In recent years there has been a plethora of new war memorials erected. We are now encouraged to observe Armistice Day as well as Remembrance Sunday. Looking back seems obsessive. A mature society should be able to acknowledge with gratitude the sacrifices made, but should not feel it necessary to make a growing public display as the wars become a more distant memory.
How disgraceful of David Cameron to announce spending £50m to commemorate the start of the 1914-1918 war. Who celebrates the start of war and all its horrors? For 94 years we have had Remembrance Day on 11 November to mark the end of the bloodshed. How cynical to use the millions of dead in a ploy to thwart the Scottish referendum, by celebrating "Britishness" a few weeks before people in Scotland go to the polls.
Free speech in danger
I found the report concerning the jailing of Barry Thew (“Man jailed for wearing an anti-police T-shirt”, 12 October) somewhat disturbing. However unsavoury and morally repugnant these comments were (and they were) they were only that – comments. We now have a judiciary, political establishment and sections of the media deciding what the citizens of this country can and cannot say and write.
Violations can result in loss of liberty. How does this differ from many of the supposedly undemocratic regimes around the world the West has criticised on human rights grounds?
Price of drugs
The primary raison d’être of any capitalist company is to maximise profits. Thus there can be no surprise that a drug company wishes to rebrand an MS drug at many times the current cost (13 October). There are many decent capitalists, but their ultimate motivation is greed before the needs of people, society, wildlife and the environment.

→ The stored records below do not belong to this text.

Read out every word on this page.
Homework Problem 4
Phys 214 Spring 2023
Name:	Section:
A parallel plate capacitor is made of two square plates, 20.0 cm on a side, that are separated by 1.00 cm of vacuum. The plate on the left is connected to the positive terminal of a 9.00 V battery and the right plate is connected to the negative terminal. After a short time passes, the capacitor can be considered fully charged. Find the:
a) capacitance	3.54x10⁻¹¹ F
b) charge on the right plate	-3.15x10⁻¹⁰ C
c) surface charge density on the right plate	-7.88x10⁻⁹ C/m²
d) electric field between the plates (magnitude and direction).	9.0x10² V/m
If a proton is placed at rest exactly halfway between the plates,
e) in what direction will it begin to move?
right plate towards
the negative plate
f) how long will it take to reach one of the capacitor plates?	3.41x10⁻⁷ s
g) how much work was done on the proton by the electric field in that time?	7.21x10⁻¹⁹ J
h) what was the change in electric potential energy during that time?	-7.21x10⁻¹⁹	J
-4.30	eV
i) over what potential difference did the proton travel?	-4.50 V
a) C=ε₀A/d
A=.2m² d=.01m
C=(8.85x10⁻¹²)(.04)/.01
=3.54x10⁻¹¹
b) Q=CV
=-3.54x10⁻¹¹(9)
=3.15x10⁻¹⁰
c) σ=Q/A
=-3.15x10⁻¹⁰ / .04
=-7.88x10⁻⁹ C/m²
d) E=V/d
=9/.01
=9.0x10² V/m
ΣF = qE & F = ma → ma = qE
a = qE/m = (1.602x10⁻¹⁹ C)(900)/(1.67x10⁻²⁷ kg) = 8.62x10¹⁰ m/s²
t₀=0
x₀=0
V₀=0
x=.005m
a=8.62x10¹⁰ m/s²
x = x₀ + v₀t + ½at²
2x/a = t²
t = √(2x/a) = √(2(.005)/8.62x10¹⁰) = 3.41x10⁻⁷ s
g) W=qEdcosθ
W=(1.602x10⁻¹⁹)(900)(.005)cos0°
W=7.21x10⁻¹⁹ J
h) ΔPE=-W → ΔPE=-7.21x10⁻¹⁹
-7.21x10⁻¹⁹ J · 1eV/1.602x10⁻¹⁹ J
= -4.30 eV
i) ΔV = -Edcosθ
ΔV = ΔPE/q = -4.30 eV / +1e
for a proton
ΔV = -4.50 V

Skelmanthorpe, West Yorkshire
Dr Peter Saundby’s splendid letter (13 October) didn’t include another point worth making. The law on abortion affects poor women only. Rich women have obliging doctors; they also have the ability to travel to where the law is more accommodating. Laws restricting abortion rights affect those without these means; it is poor women who would return to the world of Vera Drake.
If people are serious about allowing 16-year-olds to vote, then they must seriously consider lowering the minimum age for an MP from 18 to 16. The House of Commons will then have to open a school to teach 16-year-olds A levels, given that from 2013 they can’t leave school.
West Bromwich, West Midlands
Pleb and proud
I am proud to be a plebeian – considering what the patricians get up to.